Performance Optimization Suggestions

  • Inter-task synchronization

    In addition, during programming on the kernel, you can call SetNextTaskStart and WaitPreTaskEnd to further improve performance.

    • After SetNextTaskStart is called, the instructions that follow can be executed in parallel with other subsequent sub kernels, improving the overall performance. As shown in Figure 1, the SuperKernel calls sub kernels in sequence. To prevent data interference between sub kernels, inter-operator synchronization is inserted between sub kernels for order-preserving.
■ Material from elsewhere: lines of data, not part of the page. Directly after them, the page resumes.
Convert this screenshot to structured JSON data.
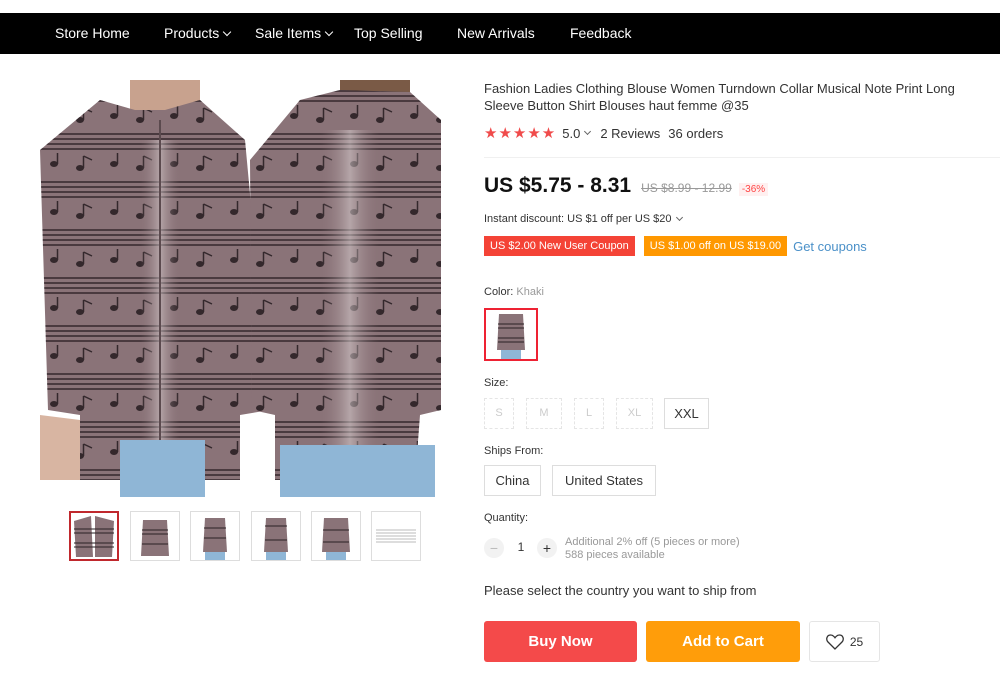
{
  "nav": {
    "items": [
      {
        "label": "Store Home",
        "dropdown": false
      },
      {
        "label": "Products",
        "dropdown": true
      },
      {
        "label": "Sale Items",
        "dropdown": true
      },
      {
        "label": "Top Selling",
        "dropdown": false
      },
      {
        "label": "New Arrivals",
        "dropdown": false
      },
      {
        "label": "Feedback",
        "dropdown": false
      }
    ]
  },
  "product": {
    "title": "Fashion Ladies Clothing Blouse Women Turndown Collar Musical Note Print Long Sleeve Button Shirt Blouses haut femme @35",
    "rating_stars": "★★★★★",
    "rating": "5.0",
    "reviews": "2 Reviews",
    "orders": "36 orders",
    "price": "US $5.75 - 8.31",
    "original_price": "US $8.99 - 12.99",
    "discount": "-36%",
    "instant_discount": "Instant discount: US $1 off per US $20",
    "coupons": [
      "US $2.00 New User Coupon",
      "US $1.00 off on US $19.00"
    ],
    "get_coupons": "Get coupons",
    "color_label": "Color:",
    "color_value": "Khaki",
    "size_label": "Size:",
    "sizes": [
      {
        "label": "S",
        "available": false
      },
      {
        "label": "M",
        "available": false
      },
      {
        "label": "L",
        "available": false
      },
      {
        "label": "XL",
        "available": false
      },
      {
        "label": "XXL",
        "available": true
      }
    ],
    "ships_from_label": "Ships From:",
    "ships_from": [
      "China",
      "United States"
    ],
    "quantity_label": "Quantity:",
    "quantity": "1",
    "quantity_note_1": "Additional 2% off (5 pieces or more)",
    "quantity_note_2": "588 pieces available",
    "ship_message": "Please select the country you want to ship from",
    "buy_now": "Buy Now",
    "add_to_cart": "Add to Cart",
    "wishlist_count": "25"
  },
  "colors": {
    "nav_bg": "#000000",
    "price_red": "#f44a4a",
    "cart_orange": "#ff9d0a",
    "star_red": "#f04b4b",
    "link_blue": "#4a90c8",
    "shirt": "#8a7378"
  },
  "icons": {
    "wishlist": "heart-icon",
    "dropdown": "chevron-down-icon"
  }
}
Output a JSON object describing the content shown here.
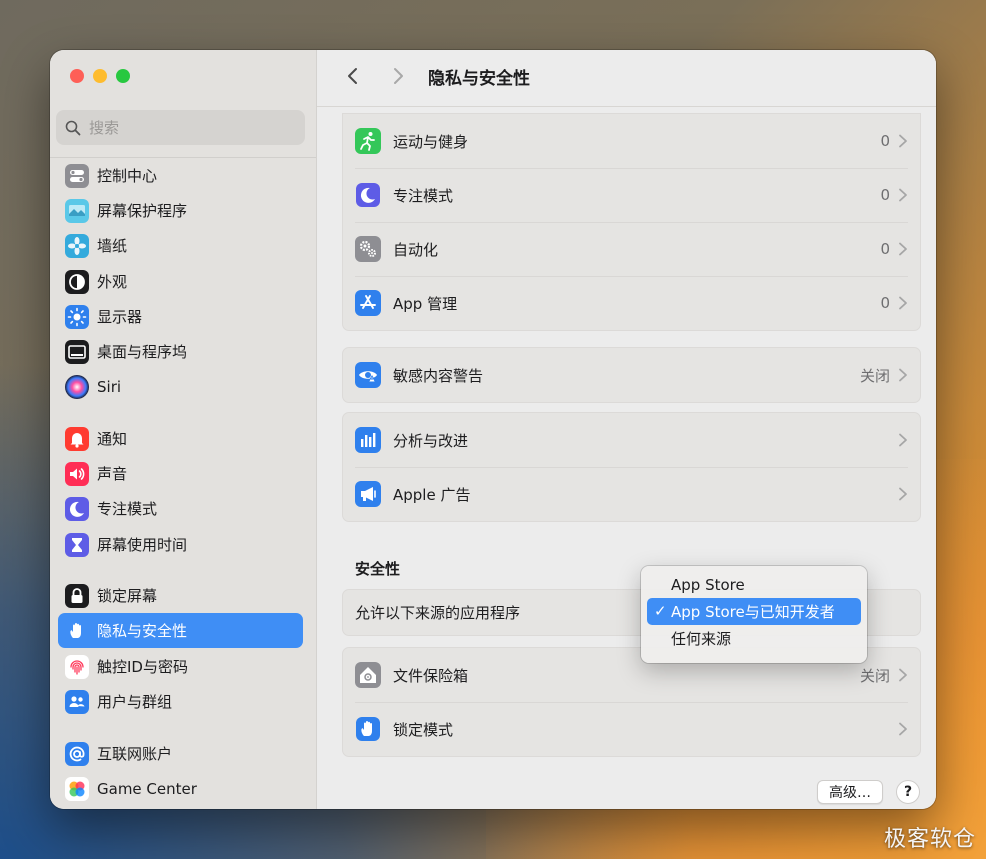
{
  "window": {
    "title": "隐私与安全性"
  },
  "search": {
    "placeholder": "搜索"
  },
  "sidebar": {
    "items": [
      {
        "label": "控制中心",
        "icon": "control-center-icon",
        "color": "#8e8e93"
      },
      {
        "label": "屏幕保护程序",
        "icon": "screensaver-icon",
        "color": "#5ac8e8"
      },
      {
        "label": "墙纸",
        "icon": "wallpaper-icon",
        "color": "#34aadc"
      },
      {
        "label": "外观",
        "icon": "appearance-icon",
        "color": "#1c1c1e"
      },
      {
        "label": "显示器",
        "icon": "display-icon",
        "color": "#2f80ed"
      },
      {
        "label": "桌面与程序坞",
        "icon": "dock-icon",
        "color": "#1c1c1e"
      },
      {
        "label": "Siri",
        "icon": "siri-icon",
        "color": "#3a3a5c"
      },
      {
        "label": "通知",
        "icon": "bell-icon",
        "color": "#ff3b30"
      },
      {
        "label": "声音",
        "icon": "speaker-icon",
        "color": "#ff2d55"
      },
      {
        "label": "专注模式",
        "icon": "moon-icon",
        "color": "#5e5ce6"
      },
      {
        "label": "屏幕使用时间",
        "icon": "hourglass-icon",
        "color": "#5e5ce6"
      },
      {
        "label": "锁定屏幕",
        "icon": "lock-icon",
        "color": "#1c1c1e"
      },
      {
        "label": "隐私与安全性",
        "icon": "hand-icon",
        "color": "#3f8ef5"
      },
      {
        "label": "触控ID与密码",
        "icon": "fingerprint-icon",
        "color": "#ffffff"
      },
      {
        "label": "用户与群组",
        "icon": "users-icon",
        "color": "#2f80ed"
      },
      {
        "label": "互联网账户",
        "icon": "at-icon",
        "color": "#2f80ed"
      },
      {
        "label": "Game Center",
        "icon": "game-center-icon",
        "color": "#ffffff"
      }
    ]
  },
  "groups": {
    "g1": [
      {
        "label": "运动与健身",
        "value": "0",
        "icon": "fitness-icon",
        "color": "#34c759"
      },
      {
        "label": "专注模式",
        "value": "0",
        "icon": "moon-icon",
        "color": "#5e5ce6"
      },
      {
        "label": "自动化",
        "value": "0",
        "icon": "gears-icon",
        "color": "#8e8e93"
      },
      {
        "label": "App 管理",
        "value": "0",
        "icon": "app-store-icon",
        "color": "#2f80ed"
      }
    ],
    "g2": [
      {
        "label": "敏感内容警告",
        "value": "关闭",
        "icon": "eye-warning-icon",
        "color": "#2f80ed"
      }
    ],
    "g3": [
      {
        "label": "分析与改进",
        "value": "",
        "icon": "chart-icon",
        "color": "#2f80ed"
      },
      {
        "label": "Apple 广告",
        "value": "",
        "icon": "megaphone-icon",
        "color": "#2f80ed"
      }
    ],
    "security_title": "安全性",
    "allow_label": "允许以下来源的应用程序",
    "g5": [
      {
        "label": "文件保险箱",
        "value": "关闭",
        "icon": "house-lock-icon",
        "color": "#8e8e93"
      },
      {
        "label": "锁定模式",
        "value": "",
        "icon": "hand-icon",
        "color": "#2f80ed"
      }
    ]
  },
  "dropdown": {
    "options": [
      "App Store",
      "App Store与已知开发者",
      "任何来源"
    ],
    "selected_index": 1,
    "check": "✓"
  },
  "buttons": {
    "advanced": "高级…",
    "help": "?"
  },
  "watermark": "极客软仓"
}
After sub kernelN-1 calls this API, subsequent instructions are executed in parallel with sub kernelN.
      Figure 1 Parallelism implemented through SetNextTaskStart
    • After WaitPreTaskEnd is called, the preceding instructions can be executed in parallel with earlier sub kernels, improving the overall performance. As shown in Figure 2, the SuperKernel calls sub kernels in sequence. To prevent data interference between sub kernels, inter-operator synchronization is inserted between sub kernels for order-preserving. After sub kernelN+1 calls this API, its preceding instructions are executed in parallel with sub kernelN.
      Figure 2 Parallelism implemented through WaitPreTaskEnd
  • In the tiling offload scenario, you can use the --op_relocatable_kernel_binary compilation option to enable binary reuse optimization, improving compilation performance. For details, see LINK.